Stabilitas Politik di Persimpangan

Melihat dua dinamika ini, stabilitas politik saat ini berada di persimpangan kritis. Pemerintahan Prabowo, dengan modal koalisi besar, sebenarnya memiliki kekuatan politik yang signifikan. Namun, resistensi dari PDIP dan gelombang protes masyarakat menjadi ujian nyata bagi kemampuan Prabowo dalam menavigasi konflik. Dalam jangka pendek, ada beberapa skenario yang mungkin terjadi:

Jika Prabowo mampu merangkul kepala daerah (termasuk dari PDIP) melalui dialog atau kebijakan yang inklusif, serta merespons tuntutan rakyat dengan solusi konkret, stabilitas bisa terjaga. Ini akan memperkuat posisinya sebagai pemimpin yang mampu menyatukan berbagai kepentingan.

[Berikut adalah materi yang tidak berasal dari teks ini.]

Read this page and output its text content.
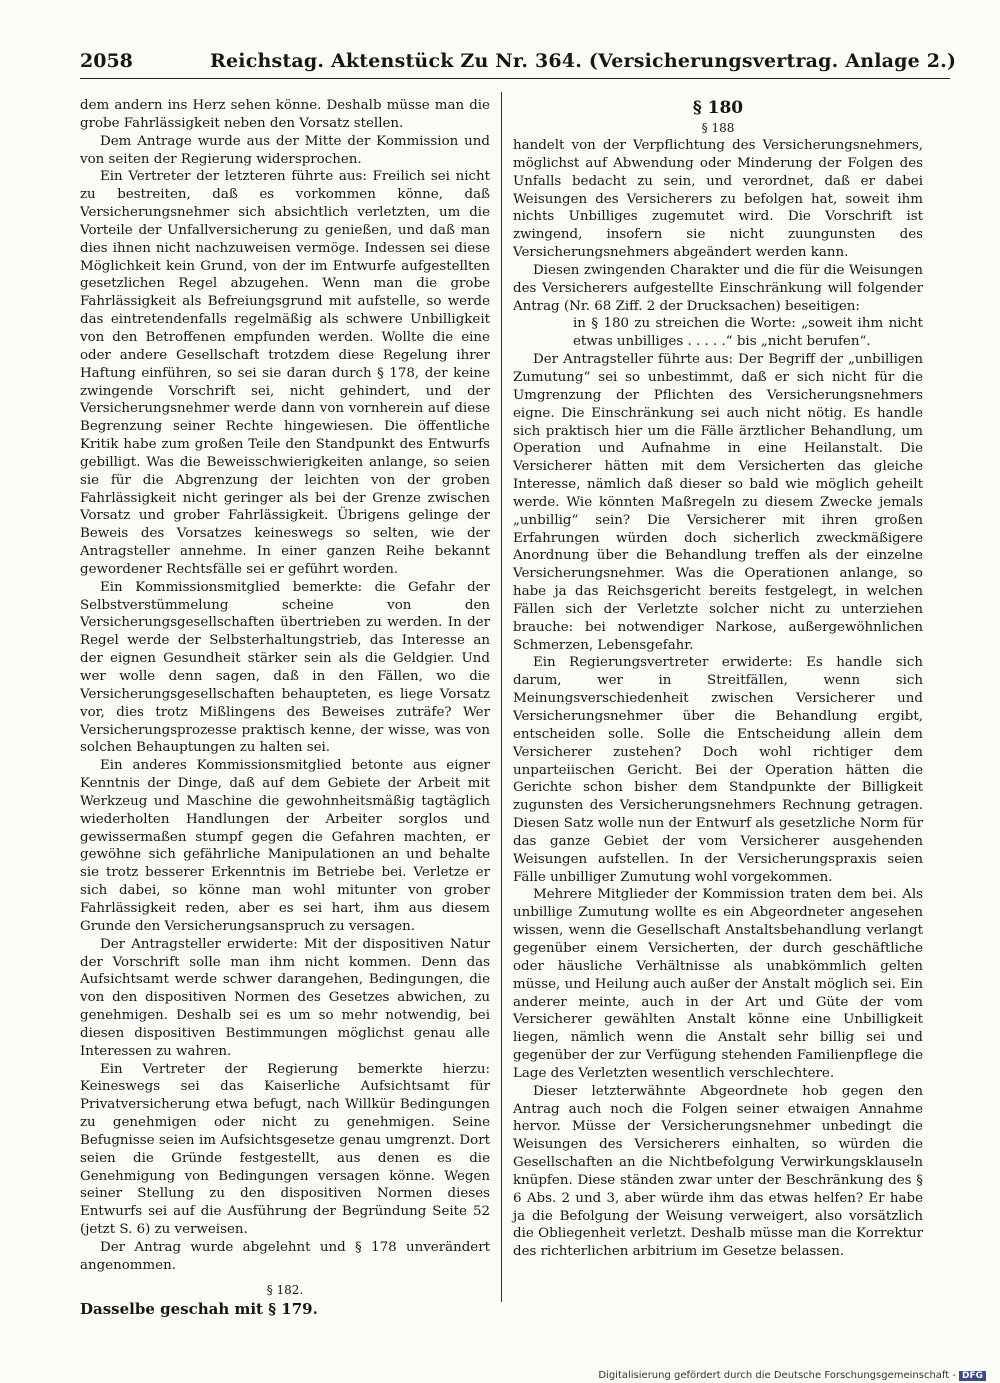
2058	Reichstag. Aktenstück Zu Nr. 364. (Versicherungsvertrag. Anlage 2.)

dem andern ins Herz sehen könne. Deshalb müsse man die grobe Fahrlässigkeit neben den Vorsatz stellen.

Dem Antrage wurde aus der Mitte der Kommission und von seiten der Regierung widersprochen.

Ein Vertreter der letzteren führte aus: Freilich sei nicht zu bestreiten, daß es vorkommen könne, daß Versicherungsnehmer sich absichtlich verletzten, um die Vorteile der Unfallversicherung zu genießen, und daß man dies ihnen nicht nachzuweisen vermöge. Indessen sei diese Möglichkeit kein Grund, von der im Entwurfe aufgestellten gesetzlichen Regel abzugehen. Wenn man die grobe Fahrlässigkeit als Befreiungsgrund mit aufstelle, so werde das eintretendenfalls regelmäßig als schwere Unbilligkeit von den Betroffenen empfunden werden. Wollte die eine oder andere Gesellschaft trotzdem diese Regelung ihrer Haftung einführen, so sei sie daran durch § 178, der keine zwingende Vorschrift sei, nicht gehindert, und der Versicherungsnehmer werde dann von vornherein auf diese Begrenzung seiner Rechte hingewiesen. Die öffentliche Kritik habe zum großen Teile den Standpunkt des Entwurfs gebilligt. Was die Beweisschwierigkeiten anlange, so seien sie für die Abgrenzung der leichten von der groben Fahrlässigkeit nicht geringer als bei der Grenze zwischen Vorsatz und grober Fahrlässigkeit. Übrigens gelinge der Beweis des Vorsatzes keineswegs so selten, wie der Antragsteller annehme. In einer ganzen Reihe bekannt gewordener Rechtsfälle sei er geführt worden.

Ein Kommissionsmitglied bemerkte: die Gefahr der Selbstverstümmelung scheine von den Versicherungsgesellschaften übertrieben zu werden. In der Regel werde der Selbsterhaltungstrieb, das Interesse an der eignen Gesundheit stärker sein als die Geldgier. Und wer wolle denn sagen, daß in den Fällen, wo die Versicherungsgesellschaften behaupteten, es liege Vorsatz vor, dies trotz Mißlingens des Beweises zuträfe? Wer Versicherungsprozesse praktisch kenne, der wisse, was von solchen Behauptungen zu halten sei.

Ein anderes Kommissionsmitglied betonte aus eigner Kenntnis der Dinge, daß auf dem Gebiete der Arbeit mit Werkzeug und Maschine die gewohnheitsmäßig tagtäglich wiederholten Handlungen der Arbeiter sorglos und gewissermaßen stumpf gegen die Gefahren machten, er gewöhne sich gefährliche Manipulationen an und behalte sie trotz besserer Erkenntnis im Betriebe bei. Verletze er sich dabei, so könne man wohl mitunter von grober Fahrlässigkeit reden, aber es sei hart, ihm aus diesem Grunde den Versicherungsanspruch zu versagen.

Der Antragsteller erwiderte: Mit der dispositiven Natur der Vorschrift solle man ihm nicht kommen. Denn das Aufsichtsamt werde schwer darangehen, Bedingungen, die von den dispositiven Normen des Gesetzes abwichen, zu genehmigen. Deshalb sei es um so mehr notwendig, bei diesen dispositiven Bestimmungen möglichst genau alle Interessen zu wahren.

Ein Vertreter der Regierung bemerkte hierzu: Keineswegs sei das Kaiserliche Aufsichtsamt für Privatversicherung etwa befugt, nach Willkür Bedingungen zu genehmigen oder nicht zu genehmigen. Seine Befugnisse seien im Aufsichtsgesetze genau umgrenzt. Dort seien die Gründe festgestellt, aus denen es die Genehmigung von Bedingungen versagen könne. Wegen seiner Stellung zu den dispositiven Normen dieses Entwurfs sei auf die Ausführung der Begründung Seite 52 (jetzt S. 6) zu verweisen.

Der Antrag wurde abgelehnt und § 178 unverändert angenommen.

§ 182.

Dasselbe geschah mit § 179.

§ 180

§ 188

handelt von der Verpflichtung des Versicherungsnehmers, möglichst auf Abwendung oder Minderung der Folgen des Unfalls bedacht zu sein, und verordnet, daß er dabei Weisungen des Versicherers zu befolgen hat, soweit ihm nichts Unbilliges zugemutet wird. Die Vorschrift ist zwingend, insofern sie nicht zuungunsten des Versicherungsnehmers abgeändert werden kann.

Diesen zwingenden Charakter und die für die Weisungen des Versicherers aufgestellte Einschränkung will folgender Antrag (Nr. 68 Ziff. 2 der Drucksachen) beseitigen:

in § 180 zu streichen die Worte: „soweit ihm nicht etwas unbilliges . . . . .“ bis „nicht berufen“.

Der Antragsteller führte aus: Der Begriff der „unbilligen Zumutung“ sei so unbestimmt, daß er sich nicht für die Umgrenzung der Pflichten des Versicherungsnehmers eigne. Die Einschränkung sei auch nicht nötig. Es handle sich praktisch hier um die Fälle ärztlicher Behandlung, um Operation und Aufnahme in eine Heilanstalt. Die Versicherer hätten mit dem Versicherten das gleiche Interesse, nämlich daß dieser so bald wie möglich geheilt werde. Wie könnten Maßregeln zu diesem Zwecke jemals „unbillig“ sein? Die Versicherer mit ihren großen Erfahrungen würden doch sicherlich zweckmäßigere Anordnung über die Behandlung treffen als der einzelne Versicherungsnehmer. Was die Operationen anlange, so habe ja das Reichsgericht bereits festgelegt, in welchen Fällen sich der Verletzte solcher nicht zu unterziehen brauche: bei notwendiger Narkose, außergewöhnlichen Schmerzen, Lebensgefahr.

Ein Regierungsvertreter erwiderte: Es handle sich darum, wer in Streitfällen, wenn sich Meinungsverschiedenheit zwischen Versicherer und Versicherungsnehmer über die Behandlung ergibt, entscheiden solle. Solle die Entscheidung allein dem Versicherer zustehen? Doch wohl richtiger dem unparteiischen Gericht. Bei der Operation hätten die Gerichte schon bisher dem Standpunkte der Billigkeit zugunsten des Versicherungsnehmers Rechnung getragen. Diesen Satz wolle nun der Entwurf als gesetzliche Norm für das ganze Gebiet der vom Versicherer ausgehenden Weisungen aufstellen. In der Versicherungspraxis seien Fälle unbilliger Zumutung wohl vorgekommen.

Mehrere Mitglieder der Kommission traten dem bei. Als unbillige Zumutung wollte es ein Abgeordneter angesehen wissen, wenn die Gesellschaft Anstaltsbehandlung verlangt gegenüber einem Versicherten, der durch geschäftliche oder häusliche Verhältnisse als unabkömmlich gelten müsse, und Heilung auch außer der Anstalt möglich sei. Ein anderer meinte, auch in der Art und Güte der vom Versicherer gewählten Anstalt könne eine Unbilligkeit liegen, nämlich wenn die Anstalt sehr billig sei und gegenüber der zur Verfügung stehenden Familienpflege die Lage des Verletzten wesentlich verschlechtere.

Dieser letzterwähnte Abgeordnete hob gegen den Antrag auch noch die Folgen seiner etwaigen Annahme hervor. Müsse der Versicherungsnehmer unbedingt die Weisungen des Versicherers einhalten, so würden die Gesellschaften an die Nichtbefolgung Verwirkungsklauseln knüpfen. Diese ständen zwar unter der Beschränkung des § 6 Abs. 2 und 3, aber würde ihm das etwas helfen? Er habe ja die Befolgung der Weisung verweigert, also vorsätzlich die Obliegenheit verletzt. Deshalb müsse man die Korrektur des richterlichen arbitrium im Gesetze belassen.

Digitalisierung gefördert durch die Deutsche Forschungsgemeinschaft - DFG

Sebaliknya, jika friksi dengan PDIP berubah menjadi permusuhan terbuka dan aksi masyarakat tidak tertangani, polarisasi politik bisa semakin tajam. Hal ini berpotensi mengguncang stabilitas, terutama di tahun pertama pemerintahan yang biasanya menjadi fondasi bagi lima tahun ke depan.

Kemungkinan situasi politik akan tetap tegang namun terkendali, dengan PDIP dan pemerintah saling berhadapan tanpa ada pemenang jelas, sementara suara rakyat terus bergema tanpa perubahan signifikan.

Upaya pemerintahan Prabowo dalam menyeimbangkan tekanan dari elit PDIP dan gelombang rakyat akan menjadi penentu arah ke depan. Di tengah tarik-menarik ini, satu hal yang pasti: politik Indonesia penuh dinamika. Tantangan terbesar kini ada di tangan Prabowo untuk membuktikan bahwa ia tidak hanya mampu memenangkan pemilu.